For most people the cornerstone of their estate plan is their Last Will and Testament. Whether your Will is your entire estate plan or just the starting point for a complex plan, you must make a number of important decisions during the creation of your Will. One decision that people often take lightly is the appointment of an executor. This can be a huge mistake. In fact, appointing the wrong executor can significantly impact the success of your estate plan.
When you die your estate will likely need to go through the legal process known as probate. The purpose of probate is to ensure that all your estate assets are accounted for and taxed, creditors of your estate are paid, and assets are transferred to the intended beneficiaries at the end of the process. Although a court must over-see the probate of your estate from a legal perspective, the individual who handles the day-to-day matters involved in probating your estate is the person you appoint as executor in your Will.
The duties and responsibilities of your executor will depend on a number of factors such as the size and complexity of your estate, the type of probate process required, and whether or not a challenge to your estate is filed. Even a simple estate where litigation is not part of the probate process can take more than six months to probate. The larger and more complicated the estate the longer it takes to probate. Your executor must remain in his or her position until the court is satisfied that probate may terminate.
While the duties of an executor can vary, some common duties include:
- Locating, securing, inventorying, and valuing all estate assets.
- Preparing the documents necessary to open the probate in the appropriate court.
- Notifying creditors of the probate.
- Reviewing creditor claims.
- Paying creditors out of estate assets.
- Managing estate assets throughout the probate process.
- Preparing the documents required to legally transfer the estate assets to beneficiaries at the end of the process.
As you can see, the job of executor is an important, and often time-consuming, position.

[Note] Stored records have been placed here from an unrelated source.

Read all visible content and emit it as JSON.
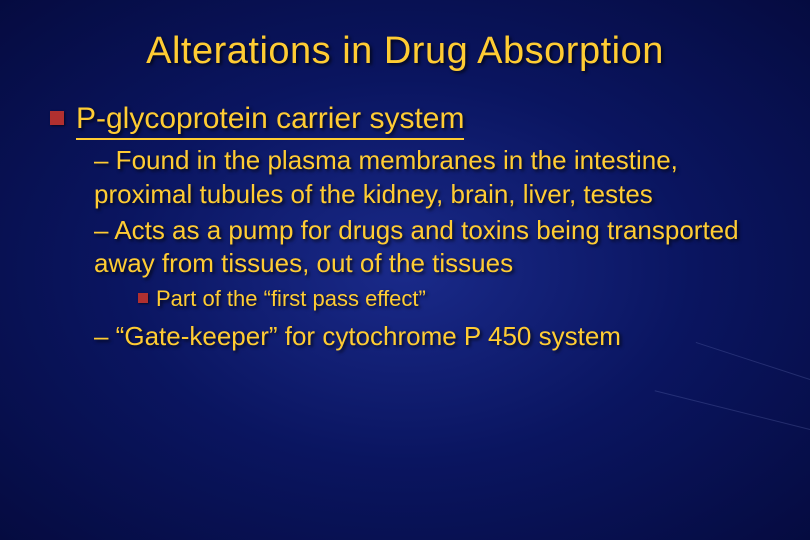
{
  "colors": {
    "text": "#ffcc33",
    "bullet": "#b03030",
    "bg_center": "#1a2a8a",
    "bg_mid": "#0a1560",
    "bg_edge": "#050b40"
  },
  "fonts": {
    "family": "Comic Sans MS",
    "title_size_pt": 38,
    "level1_size_pt": 30,
    "level2_size_pt": 26,
    "level3_size_pt": 22
  },
  "slide": {
    "title": "Alterations in Drug Absorption",
    "level1": "P-glycoprotein carrier system",
    "sub": [
      "– Found in the plasma membranes in the intestine, proximal tubules of the kidney, brain, liver, testes",
      "– Acts as a pump for drugs and toxins being transported away from tissues, out of the tissues"
    ],
    "sub_sub": "Part of the “first pass effect”",
    "sub_after": "– “Gate-keeper” for cytochrome P 450 system"
  }
}
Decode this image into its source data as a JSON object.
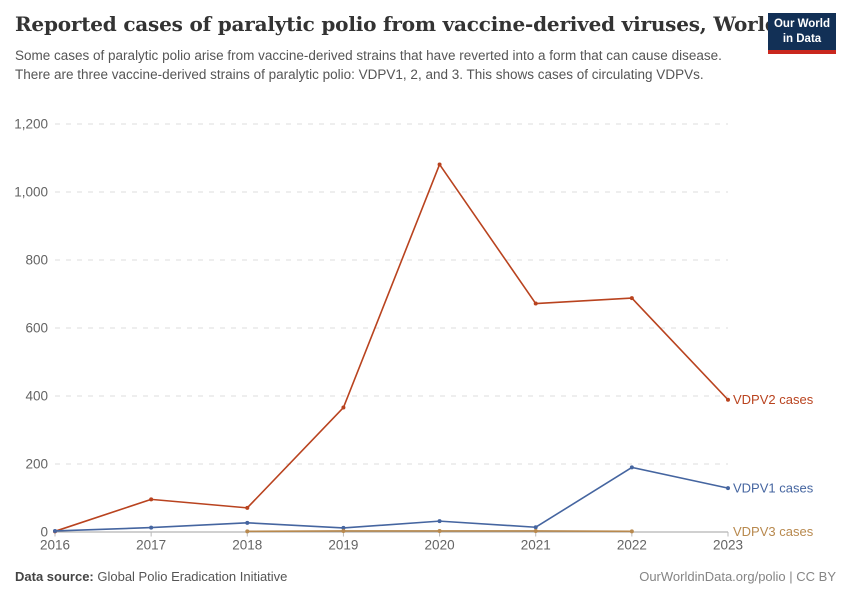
{
  "header": {
    "title": "Reported cases of paralytic polio from vaccine-derived viruses, World",
    "subtitle": "Some cases of paralytic polio arise from vaccine-derived strains that have reverted into a form that can cause disease. There are three vaccine-derived strains of paralytic polio: VDPV1, 2, and 3. This shows cases of circulating VDPVs.",
    "logo": {
      "line1": "Our World",
      "line2": "in Data",
      "bg_color": "#123056",
      "accent_color": "#C9271E"
    }
  },
  "chart_data": {
    "type": "line",
    "title": "Reported cases of paralytic polio from vaccine-derived viruses, World",
    "xlabel": "",
    "ylabel": "",
    "xlim": [
      2016,
      2023
    ],
    "ylim": [
      0,
      1200
    ],
    "xticks": [
      2016,
      2017,
      2018,
      2019,
      2020,
      2021,
      2022,
      2023
    ],
    "yticks": [
      0,
      200,
      400,
      600,
      800,
      1000,
      1200
    ],
    "ytick_labels": [
      "0",
      "200",
      "400",
      "600",
      "800",
      "1,000",
      "1,200"
    ],
    "grid": "horizontal-dashed",
    "legend_position": "right-of-line-end",
    "series": [
      {
        "name": "VDPV2 cases",
        "color": "#B9431F",
        "x": [
          2016,
          2017,
          2018,
          2019,
          2020,
          2021,
          2022,
          2023
        ],
        "values": [
          2,
          96,
          71,
          366,
          1081,
          672,
          688,
          389
        ]
      },
      {
        "name": "VDPV1 cases",
        "color": "#4565A0",
        "x": [
          2016,
          2017,
          2018,
          2019,
          2020,
          2021,
          2022,
          2023
        ],
        "values": [
          3,
          13,
          27,
          12,
          32,
          14,
          190,
          129
        ]
      },
      {
        "name": "VDPV3 cases",
        "color": "#B8894E",
        "x": [
          2018,
          2019,
          2020,
          2021,
          2022
        ],
        "values": [
          2,
          3,
          3,
          3,
          2
        ]
      }
    ]
  },
  "footer": {
    "data_source_label": "Data source:",
    "data_source_value": " Global Polio Eradication Initiative",
    "attribution": "OurWorldinData.org/polio | CC BY"
  }
}
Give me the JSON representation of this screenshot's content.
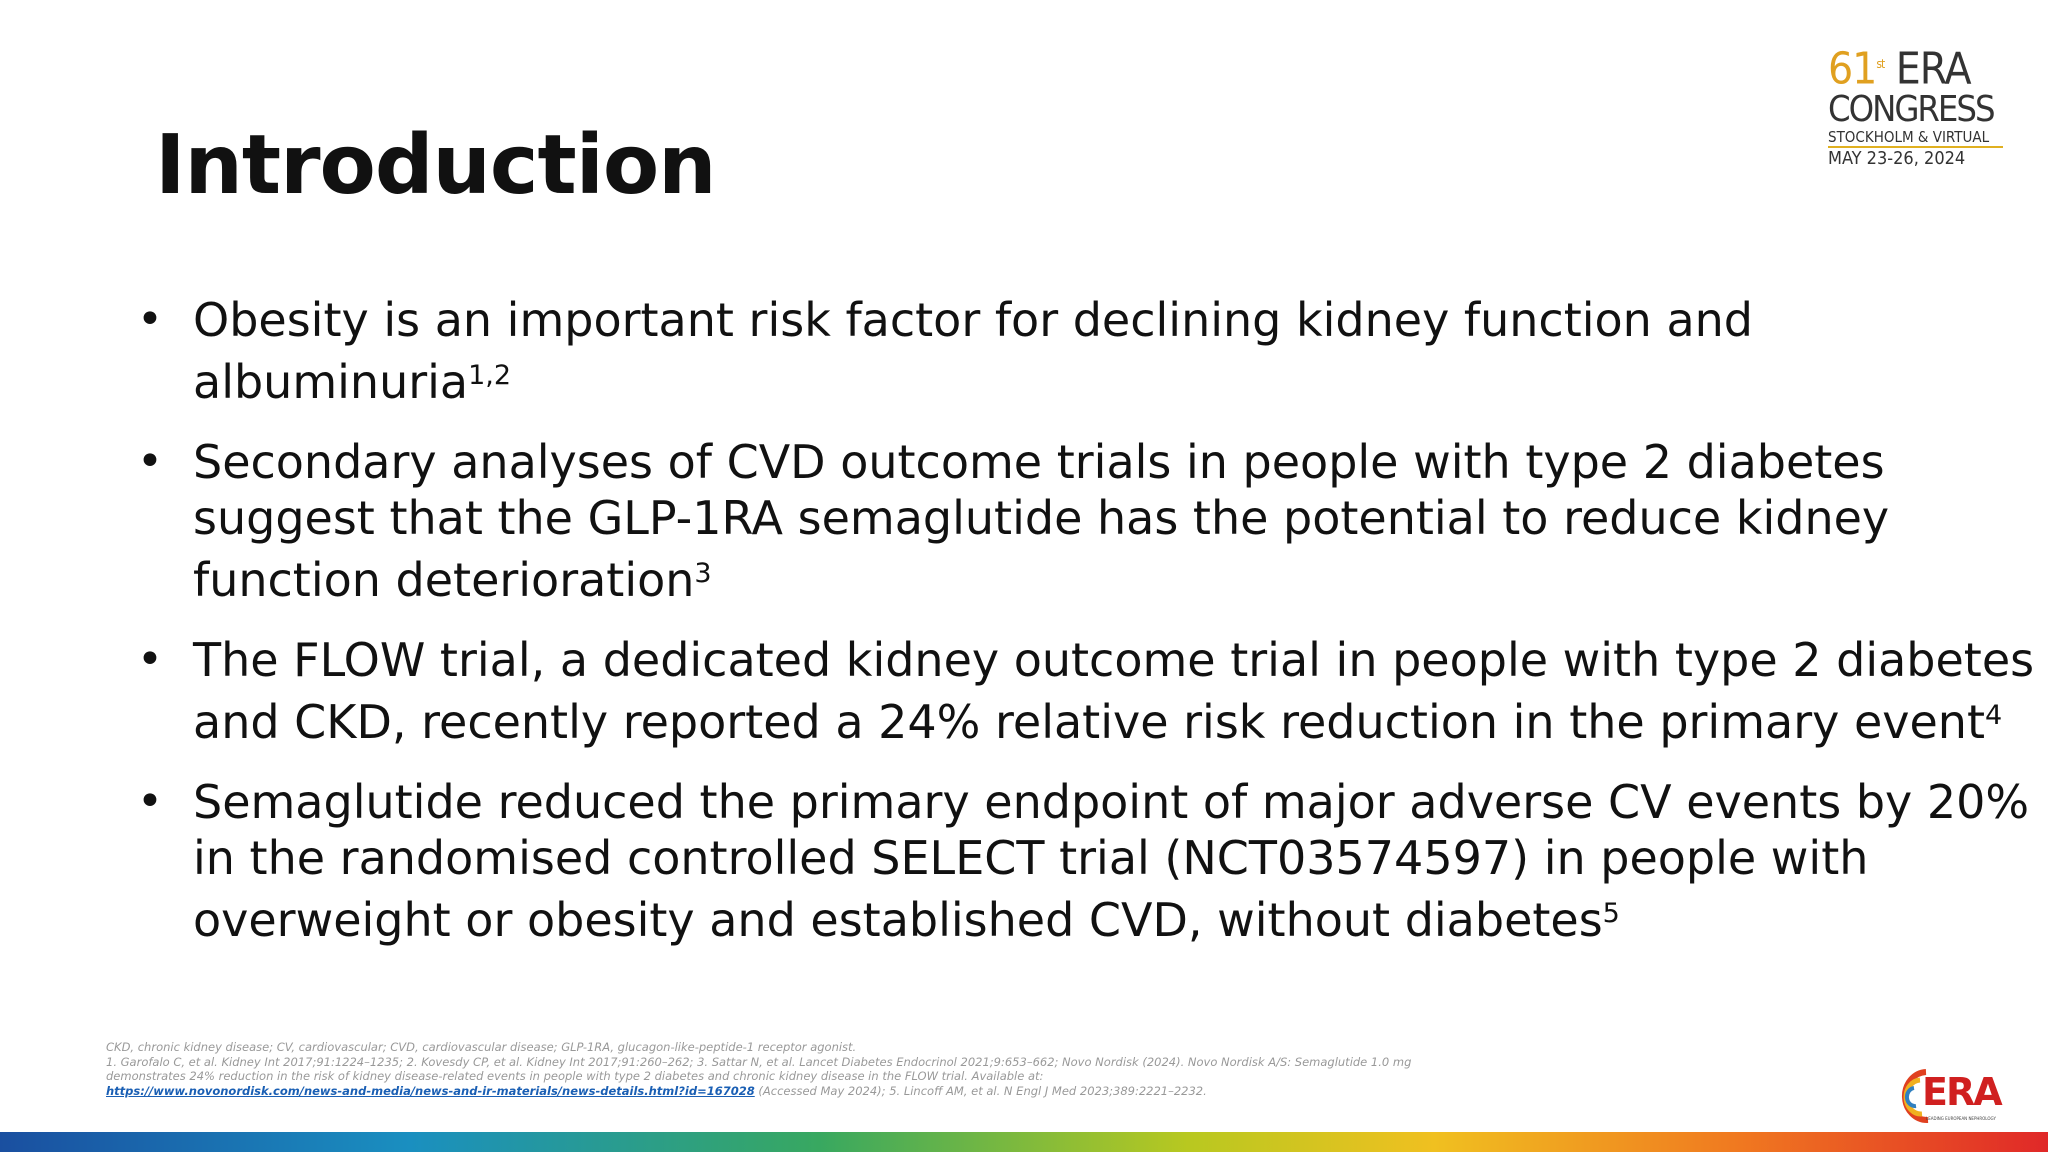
{
  "header": {
    "title": "Introduction"
  },
  "logo": {
    "edition": "61",
    "edition_suffix": "st",
    "name": "ERA",
    "line2": "CONGRESS",
    "line3": "STOCKHOLM & VIRTUAL",
    "line4": "MAY 23-26, 2024"
  },
  "bullets": [
    {
      "lines": [
        "Obesity is an important risk factor for declining kidney function and",
        "albuminuria"
      ],
      "sup": "1,2"
    },
    {
      "lines": [
        "Secondary analyses of CVD outcome trials in people with type 2 diabetes",
        "suggest that the GLP-1RA semaglutide has the potential to reduce kidney",
        "function deterioration"
      ],
      "sup": "3"
    },
    {
      "lines": [
        "The FLOW trial, a dedicated kidney outcome trial in people with type 2 diabetes",
        "and CKD, recently reported a 24% relative risk reduction in the primary event"
      ],
      "sup": "4"
    },
    {
      "lines": [
        "Semaglutide reduced the primary endpoint of major adverse CV events by 20%",
        "in the randomised controlled SELECT trial (NCT03574597) in people with",
        "overweight or obesity and established CVD, without diabetes"
      ],
      "sup": "5"
    }
  ],
  "footnotes": {
    "abbreviations": "CKD, chronic kidney disease; CV, cardiovascular; CVD, cardiovascular disease; GLP-1RA, glucagon-like-peptide-1 receptor agonist.",
    "refs_line1": "1. Garofalo C, et al. Kidney Int 2017;91:1224–1235; 2. Kovesdy CP, et al. Kidney Int 2017;91:260–262; 3. Sattar N, et al. Lancet Diabetes Endocrinol 2021;9:653–662; Novo Nordisk (2024). Novo Nordisk A/S: Semaglutide 1.0 mg",
    "refs_line2": "demonstrates 24% reduction in the risk of kidney disease-related events in people with type 2 diabetes and chronic kidney disease in the FLOW trial. Available at:",
    "link": "https://www.novonordisk.com/news-and-media/news-and-ir-materials/news-details.html?id=167028",
    "refs_line3": " (Accessed May 2024); 5. Lincoff AM, et al. N Engl J Med 2023;389:2221–2232."
  },
  "footer_logo": {
    "name": "ERA",
    "tagline": "LEADING EUROPEAN NEPHROLOGY"
  }
}
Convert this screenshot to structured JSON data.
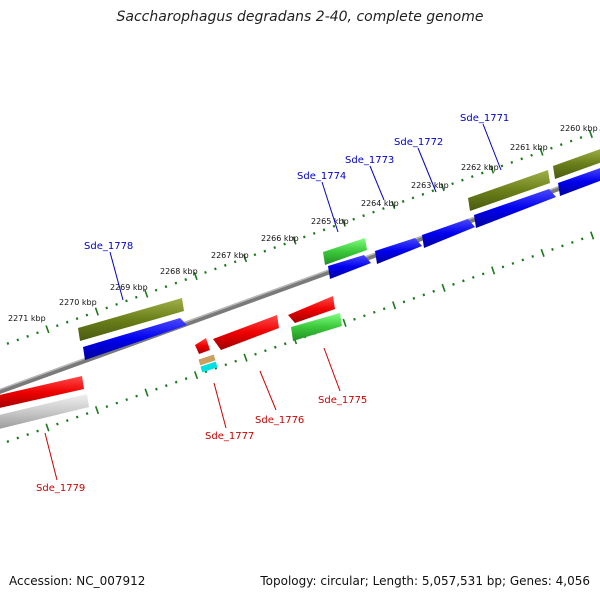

Most executors retain the services of an estate planning attorney to assist throughout the probate process; however, your executor will still be responsible for supervising the probate process and for carrying out the day-to-day tasks. An error by your executor could put your entre estate plan in jeopardy. A mistake could also cost your estate a significant amount of money—money that should go to your beneficiaries. Considering the importance of your executor, it is a wise idea to spend sufficient time deciding who to appoint to the position.